Depending on the location of the virtual server’s disks and configuration, this migration can happen in one of two ways:
- If the virtual server disks are stored on a local storage device or on non-shared remote storage devices attached to the source host, then a copy of the virtual server disks is created on the destination host (either on a local or remote shared/non-shared storage device). After the copy has been created, both virtual server instances are synchronized and virtual server files are subsequently removed from the origin host.
- If the virtual server’s files are stored on a remote storage device shared between origin and destination hosts, there is no need to create the copy of virtual server disks. In this case, the ownership of the virtual server is simply transferred from the origin to the destination physical server host, and the virtual server’s state is automatically synchronized.
Note that this pattern conflicts and cannot be applied together with Direct I/O Access (169). A virtual server with direct I/O access is locked into its physical server host and cannot be moved to other hosts in this fashion.
Furthermore, Persistent Virtual Network Configuration (227) may need to be applied in support of this pattern so that by moving the virtual server, its defined network configuration is not inadvertently lost, which would prevent cloud service consumers from being able to connect to the virtual server.
- Cloud Storage Device – This mechanism is fundamental to the Non-Disruptive Service Relocation pattern in how it provides the storage required to host data pertaining to the virtual servers in a central location.
- Cloud Usage Monitor – Cloud usage monitors are used to continuously track IT resource usage and activity of the system established by the Non-Disruptive Service Relocation pattern.
- Hypervisor – The hypervisor is associated with this pattern in how it is used to host the virtual servers that are hosting the cloud services that need to be relocated. It is further used to transfer a virtual server’s ownership and runtime, including CPU and memory state, from one hypervisor to another.
- Live VM Migration – This mechanism is responsible for transferring the ownership and runtime information of a virtual server from one hypervisor to another.

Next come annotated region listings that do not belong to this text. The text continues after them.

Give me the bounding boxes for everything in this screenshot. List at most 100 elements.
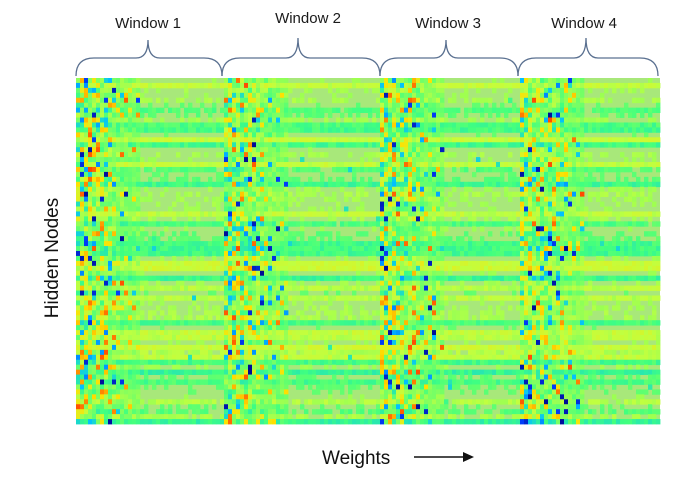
heatmap-cell — [420, 206, 425, 212]
heatmap-cell — [284, 142, 289, 148]
heatmap-cell — [272, 354, 277, 361]
heatmap-cell — [164, 419, 169, 425]
heatmap-cell — [120, 137, 125, 143]
heatmap-cell — [320, 305, 325, 311]
heatmap-cell — [368, 107, 373, 113]
heatmap-cell — [332, 295, 337, 301]
heatmap-cell — [240, 369, 245, 375]
heatmap-cell — [348, 354, 353, 361]
heatmap-cell — [128, 191, 133, 198]
heatmap-cell — [136, 359, 141, 366]
heatmap-cell — [244, 275, 249, 282]
heatmap-cell — [404, 374, 409, 380]
heatmap-cell — [332, 142, 337, 148]
heatmap-cell — [136, 260, 141, 267]
heatmap-cell — [164, 409, 169, 415]
heatmap-cell — [92, 349, 97, 356]
heatmap-cell — [380, 320, 385, 326]
heatmap-cell — [116, 295, 121, 301]
heatmap-cell — [284, 409, 289, 415]
heatmap-cell — [320, 107, 325, 113]
heatmap-cell — [228, 246, 233, 252]
heatmap-cell — [268, 162, 273, 168]
heatmap-cell — [184, 414, 189, 420]
heatmap-cell — [256, 315, 261, 321]
heatmap-cell — [96, 344, 101, 351]
heatmap-cell — [248, 166, 253, 173]
heatmap-cell — [340, 379, 345, 385]
heatmap-cell — [400, 117, 405, 123]
heatmap-cell — [316, 265, 321, 272]
heatmap-cell — [236, 354, 241, 361]
heatmap-cell — [92, 404, 97, 410]
heatmap-cell — [244, 221, 249, 227]
heatmap-cell — [384, 216, 389, 222]
heatmap-cell — [76, 176, 81, 183]
heatmap-cell — [100, 127, 105, 133]
heatmap-cell — [280, 325, 285, 331]
heatmap-cell — [308, 162, 313, 168]
heatmap-cell — [156, 122, 161, 128]
heatmap-cell — [372, 349, 377, 356]
heatmap-cell — [404, 186, 409, 193]
heatmap-cell — [128, 414, 133, 420]
heatmap-cell — [240, 404, 245, 410]
heatmap-cell — [232, 246, 237, 252]
heatmap-cell — [424, 246, 429, 252]
heatmap-cell — [148, 82, 153, 89]
heatmap-cell — [132, 117, 137, 123]
heatmap-cell — [384, 171, 389, 178]
heatmap-cell — [388, 112, 393, 118]
heatmap-cell — [184, 201, 189, 207]
heatmap-cell — [220, 315, 225, 321]
heatmap-cell — [412, 157, 417, 163]
heatmap-cell — [384, 325, 389, 331]
heatmap-cell — [276, 117, 281, 123]
heatmap-cell — [364, 344, 369, 351]
heatmap-cell — [220, 354, 225, 361]
heatmap-cell — [396, 305, 401, 311]
heatmap-cell — [240, 414, 245, 420]
heatmap-cell — [208, 369, 213, 375]
heatmap-cell — [412, 181, 417, 188]
heatmap-cell — [156, 409, 161, 415]
heatmap-cell — [388, 241, 393, 247]
heatmap-cell — [156, 211, 161, 217]
heatmap-cell — [408, 270, 413, 277]
heatmap-cell — [300, 142, 305, 148]
heatmap-cell — [100, 147, 105, 153]
heatmap-cell — [396, 320, 401, 326]
heatmap-cell — [168, 162, 173, 168]
heatmap-cell — [380, 142, 385, 148]
heatmap-cell — [224, 162, 229, 168]
heatmap-cell — [240, 255, 245, 262]
heatmap-cell — [148, 122, 153, 128]
heatmap-cell — [108, 142, 113, 148]
heatmap-cell — [424, 335, 429, 341]
heatmap-cell — [312, 369, 317, 375]
heatmap-cell — [368, 152, 373, 158]
heatmap-cell — [256, 384, 261, 390]
heatmap-cell — [272, 290, 277, 296]
heatmap-cell — [168, 251, 173, 257]
heatmap-cell — [360, 285, 365, 291]
heatmap-cell — [88, 330, 93, 336]
heatmap-cell — [236, 181, 241, 188]
heatmap-cell — [268, 290, 273, 296]
heatmap-cell — [76, 147, 81, 153]
heatmap-cell — [156, 364, 161, 371]
heatmap-cell — [344, 211, 349, 217]
heatmap-cell — [304, 87, 309, 94]
heatmap-cell — [348, 92, 353, 99]
heatmap-cell — [124, 409, 129, 415]
heatmap-cell — [348, 379, 353, 385]
heatmap-cell — [340, 315, 345, 321]
heatmap-cell — [188, 315, 193, 321]
heatmap-cell — [248, 325, 253, 331]
heatmap-cell — [136, 369, 141, 375]
heatmap-cell — [340, 419, 345, 425]
heatmap-cell — [288, 137, 293, 143]
heatmap-cell — [424, 226, 429, 232]
heatmap-cell — [140, 275, 145, 282]
heatmap-cell — [420, 191, 425, 198]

- Pay-Per-Use Monitor – The pay-per-use monitor is used to continuously collect the service usage costs of the IT resources at both their source and destination locations.
- Resource Replication – The resource replication mechanism is used to instantiate the shadow copy of the cloud service at its destination.

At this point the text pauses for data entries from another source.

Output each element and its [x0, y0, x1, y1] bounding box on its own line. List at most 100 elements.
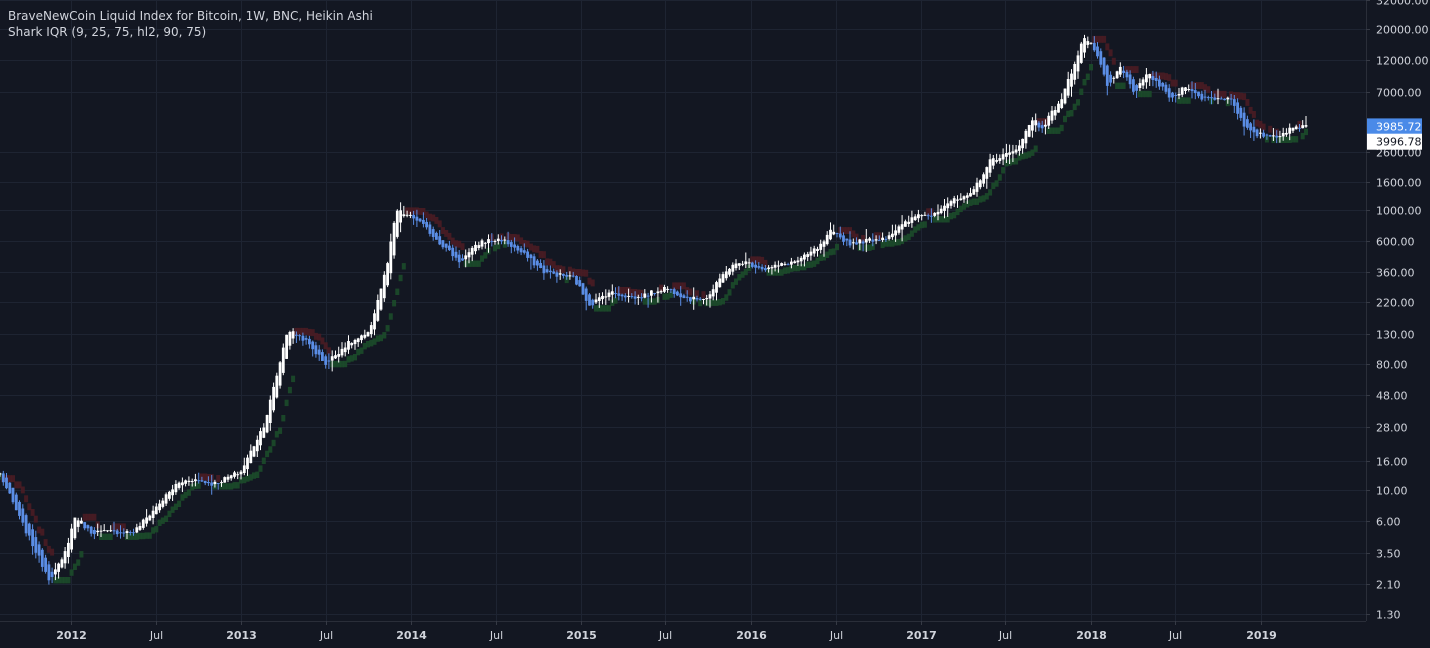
iqr-band-segment [724, 294, 729, 301]
iqr-band-segment [271, 439, 276, 447]
candle-body [832, 231, 836, 235]
candle-body [24, 515, 28, 534]
iqr-band-segment [795, 264, 800, 272]
candle-body [184, 480, 187, 484]
candle-body [991, 158, 995, 166]
iqr-band-segment [802, 263, 807, 271]
iqr-band-segment [346, 356, 351, 363]
iqr-band-segment [828, 248, 833, 256]
candle-body [829, 229, 832, 240]
iqr-band-segment [1027, 151, 1032, 158]
iqr-band-segment [1056, 127, 1061, 134]
iqr-band-segment [72, 563, 77, 570]
iqr-band-segment [734, 278, 738, 285]
iqr-band-segment [528, 243, 533, 251]
iqr-band-segment [258, 465, 263, 472]
x-tick-label: 2018 [1076, 629, 1107, 642]
candle-body [461, 258, 464, 261]
iqr-band-segment [76, 559, 81, 566]
iqr-band-segment [525, 240, 530, 248]
iqr-band-segment [1238, 92, 1243, 100]
candle-body [1259, 132, 1262, 134]
price-axis[interactable]: 32000.00 20000.00 12000.00 7000.00 2600.00 16… [1366, 0, 1429, 622]
candle-body [597, 297, 601, 301]
iqr-band-segment [431, 214, 436, 222]
candle-body [1138, 83, 1142, 88]
iqr-band-segment [141, 532, 146, 540]
iqr-band-segment [675, 282, 680, 290]
iqr-band-segment [581, 269, 585, 277]
iqr-band-segment [304, 327, 309, 335]
candle-body [444, 243, 448, 248]
iqr-band-segment [1255, 119, 1260, 127]
candle-body [884, 238, 888, 240]
iqr-band-segment [46, 545, 51, 553]
candle-body [1008, 152, 1011, 155]
iqr-band-segment [1124, 66, 1129, 73]
time-axis[interactable]: 2012 Jul 2013 Jul 2014 Jul 2015 Jul 2016 Jul 2017 J… [56, 621, 1277, 642]
iqr-band-segment [401, 263, 406, 270]
candle-body [288, 332, 292, 346]
iqr-band-segment [541, 251, 546, 259]
candle-body [431, 229, 435, 237]
candle-body [783, 263, 787, 265]
candle-body [715, 282, 718, 293]
candle-body [933, 212, 937, 216]
candle-body [496, 238, 500, 241]
y-tick-label: 7000.00 [1376, 87, 1422, 100]
candle-body [168, 491, 171, 499]
iqr-band-segment [883, 240, 888, 247]
candle-body [145, 517, 148, 524]
x-tick-label: 2016 [736, 629, 767, 642]
iqr-band-segment [310, 329, 315, 337]
candle-body [1184, 87, 1187, 91]
candle-body [848, 239, 852, 246]
iqr-band-segment [11, 475, 15, 483]
iqr-band-segment [1128, 66, 1133, 73]
y-tick-label: 16.00 [1376, 456, 1408, 469]
x-tick-label: 2013 [226, 629, 257, 642]
iqr-band-segment [460, 243, 465, 251]
candle-body [239, 471, 243, 475]
iqr-band-segment [916, 224, 921, 231]
iqr-band-segment [297, 327, 302, 335]
iqr-band-segment [255, 471, 260, 478]
iqr-band-segment [444, 230, 449, 237]
iqr-band-segment [1300, 132, 1305, 140]
x-tick-label: Jul [829, 629, 843, 642]
candle-body [474, 244, 477, 252]
iqr-band-segment [30, 509, 35, 516]
candle-body [764, 268, 767, 271]
iqr-band-segment [538, 251, 543, 258]
iqr-band-segment [867, 244, 872, 251]
iqr-band-segment [753, 256, 758, 264]
x-tick-label: 2017 [906, 629, 937, 642]
candle-body [926, 215, 930, 217]
candle-body [806, 254, 810, 257]
candle-body [985, 167, 989, 179]
iqr-band-segment [1170, 79, 1175, 87]
candle-body [1031, 120, 1034, 131]
iqr-band-segment [988, 189, 993, 196]
iqr-band-segment [131, 533, 136, 540]
iqr-band-segment [291, 375, 296, 383]
iqr-band-segment [434, 217, 439, 224]
candle-body [1164, 84, 1168, 92]
iqr-band-segment [447, 232, 452, 240]
candle-body [913, 216, 917, 220]
y-tick-label: 360.00 [1376, 267, 1415, 280]
iqr-band-segment [362, 343, 367, 350]
candle-body [138, 526, 142, 530]
candle-body [395, 210, 399, 237]
iqr-band-segment [812, 260, 817, 267]
iqr-band-segment [701, 291, 706, 299]
iqr-band-segment [792, 264, 797, 272]
candle-body [70, 528, 73, 550]
iqr-band-segment [0, 473, 2, 480]
candle-body [1190, 89, 1194, 92]
iqr-band-segment [1102, 35, 1107, 43]
candle-body [509, 242, 513, 247]
candle-body [308, 338, 311, 345]
iqr-band-segment [1206, 86, 1211, 94]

- SLA Management System – The SLA management system is responsible for acquiring SLA information from the SLA monitor, in order to obtain cloud service availability assurances both during and after the cloud service has been copied or relocated.
- SLA Monitor – This monitoring mechanism collects the aforementioned information required by the SLA management system.
- Virtual Infrastructure Manager (VIM) – This mechanism is used to initiate relocation, which can be automated in response to a threshold being reached or monitoring event.
- Virtual Server – Virtual servers generally host the cloud services at the source and destination locations.
- Virtual Switch – The virtual switch mechanism keeps virtual servers connected to and accessible over the network.